Over the last eight years, I’ve learned far more about waste management and incineration than I ever imagined I’d want to know. But, it has been fascinating, actually, and encouraging to find that there are hundreds of programs around our nation and the world, that successfully divert waste from landfills or incinerators.

In fact, there is aa large and growing industry that creates thousands of jobs and handles our waste as the resource that it actually is. Why burn or landfill something, when we will only have to extract and process precious virgin resources and consume more energy to replace it? By repurposing, recycling, or composting, waste becomes a resource, rather than discards to be thrown “away” or burned.

Certainly we’ve seen a global shift in the waste management paradigm in the last couple of decades. Flexibility in our methods is key in such a quickly changing environment. Within the No Incinerator Alliance, there are many of us who own or work within small to medium sized businesses. Perhaps that’s why we have faith in a system that would rely on a collection of entrepreneurs to repurpose these resources.

This system of waste handling is often called a Resource Recovery Business Park.

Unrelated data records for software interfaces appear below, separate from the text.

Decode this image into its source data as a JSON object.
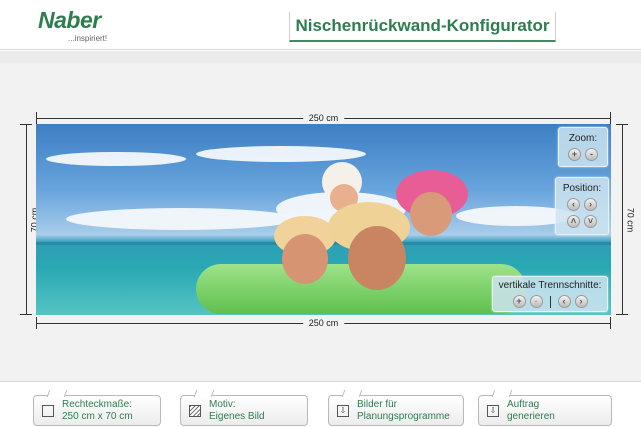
{
  "header": {
    "logo_text": "Naber",
    "logo_slogan": "...inspiriert!",
    "title": "Nischenrückwand-Konfigurator"
  },
  "dimensions": {
    "width_top": "250 cm",
    "width_bottom": "250 cm",
    "height_left": "70 cm",
    "height_right": "70 cm"
  },
  "controls": {
    "zoom_label": "Zoom:",
    "zoom_in": "+",
    "zoom_out": "-",
    "position_label": "Position:",
    "pos_left": "‹",
    "pos_right": "›",
    "pos_up": "˄",
    "pos_down": "˅",
    "cuts_label": "vertikale Trennschnitte:",
    "cuts_add": "+",
    "cuts_remove": "-",
    "cuts_prev": "‹",
    "cuts_next": "›"
  },
  "toolbar": {
    "dimensions_btn": {
      "line1": "Rechteckmaße:",
      "line2": "250 cm x 70 cm"
    },
    "motif_btn": {
      "line1": "Motiv:",
      "line2": "Eigenes Bild"
    },
    "images_btn": {
      "line1": "Bilder für",
      "line2": "Planungsprogramme"
    },
    "order_btn": {
      "line1": "Auftrag",
      "line2": "generieren"
    }
  },
  "icons": {
    "dimensions_btn": "rectangle-icon",
    "motif_btn": "hatch-icon",
    "images_btn": "document-icon",
    "order_btn": "document-icon"
  },
  "colors": {
    "brand_green": "#2e7d4f"
  }
}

I won’t go into detail now about the possibilities in this waste management model. But some have asked: Without an incinerator, what is Plan B? We feel the Resource Recovery Park paradigm provides an answer to that question.

But how does all of this impact our representatives at the state level?

We have two requests:

1. Our state, through our governor and representatives, chose several years ago to incentivize incineration by assigning Tier One renewable energy source status to incinerators. The incinerator industry fought hard to obtain this status, but from environmental and fiscal standpoints, this does not make sense.

There has been, and we’re certain there will be, additional legislation introduced to increase incentives to incinerate. In the 2014 session, we appreciated Senator Young’s efforts to promote a better bill than HB 240/SB 56, which would have ultimately incentivized incineration. Several of our delegation members have expressed publicly opposition to the Frederick incinerator and we thank them for that.

There are citizens crafting language for several waste-related bills for the upcoming session and we’re hoping that the members of our delegation, will take time to meet with these citizens to understand and advocate for these bills.

2. We also have in our state a waste authority, the Northeast Maryland Waste Disposal Authority, whose mission includes incineration as a primary waste handling method that the NMWDA offers its member counties.

We ask that the Frederick delegation support citizens’ efforts to change the mission of the waste authority, to exclude incineration and explicitly include more sustainable methods of waste/resource management, like Resource Recovery Business Parks.